Abstract

Diffusion of field line foot points in the photosphere couples with latitude‐dependent solar rotation to define an eigenvalue problem, such that coronal magnetic structures derived from certain specific linear combinations of spherical harmonic functions are found to rotate rigidly about the Sun. Such eigenmodes and their corresponding complex eigenfrequencies are readily identified by diagonalizing progressively larger matrix representations of the eigenvalue problem. For azimuthal harmonic number m = 1, the eigenvalue with the least negative imaginary part (≈ −0.6 year−1 for footpoint diffusion coefficient D⊥ = 600 km2s−1 and otherwise roughly proportional to D⊥1/2) corresponds to an eigenmode whose main component is the dipole (n = 1) moment perpendicular to the Sun's rotation axis. Associated values of Re ω11 correspond to heliomagnetic rotation at 99.4% of the Sun's equatorial rate for D⊥ = 600 km2s−1 and otherwise to a retrograde deviation roughly proportional to D⊥1/2 from the Sun's equatorial rotation rate. This eigenmode corresponds to the almost rigidly rotating coronal structure found by Wang et al. [1988] in their numerical simulations of the coronal magnetic field.
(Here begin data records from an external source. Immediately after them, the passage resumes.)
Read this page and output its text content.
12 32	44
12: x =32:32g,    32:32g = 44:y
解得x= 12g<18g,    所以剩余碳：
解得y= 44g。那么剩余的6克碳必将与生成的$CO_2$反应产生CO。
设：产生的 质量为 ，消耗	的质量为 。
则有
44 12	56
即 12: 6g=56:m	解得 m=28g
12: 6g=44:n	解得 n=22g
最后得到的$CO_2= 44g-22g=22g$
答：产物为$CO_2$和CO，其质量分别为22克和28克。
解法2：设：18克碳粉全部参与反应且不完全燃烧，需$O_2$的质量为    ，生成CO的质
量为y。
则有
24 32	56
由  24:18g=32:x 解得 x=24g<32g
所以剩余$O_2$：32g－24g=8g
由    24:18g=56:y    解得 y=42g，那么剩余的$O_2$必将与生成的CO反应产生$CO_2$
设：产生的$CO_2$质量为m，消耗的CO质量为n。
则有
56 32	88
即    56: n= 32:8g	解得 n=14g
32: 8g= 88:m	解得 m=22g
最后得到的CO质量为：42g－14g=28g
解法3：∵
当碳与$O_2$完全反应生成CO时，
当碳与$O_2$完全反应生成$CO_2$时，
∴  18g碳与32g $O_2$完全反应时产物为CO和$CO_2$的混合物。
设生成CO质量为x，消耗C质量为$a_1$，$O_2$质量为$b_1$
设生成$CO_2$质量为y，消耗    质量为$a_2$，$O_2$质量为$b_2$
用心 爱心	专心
The associated heliospheric current sheet rotates almost rigidly about the Sun despite the anchorage of adjacent field lines in a differentially rotating photosphere. This particular eigenmode also corresponds most nearly to the nonaxial part of the tilted dipole in the heliospheric model of Fisk [1996], whereby differential solar rotation leads to a latitudinal circulation of field lines through the heliosphere and thus to large‐scale heliospheric convection.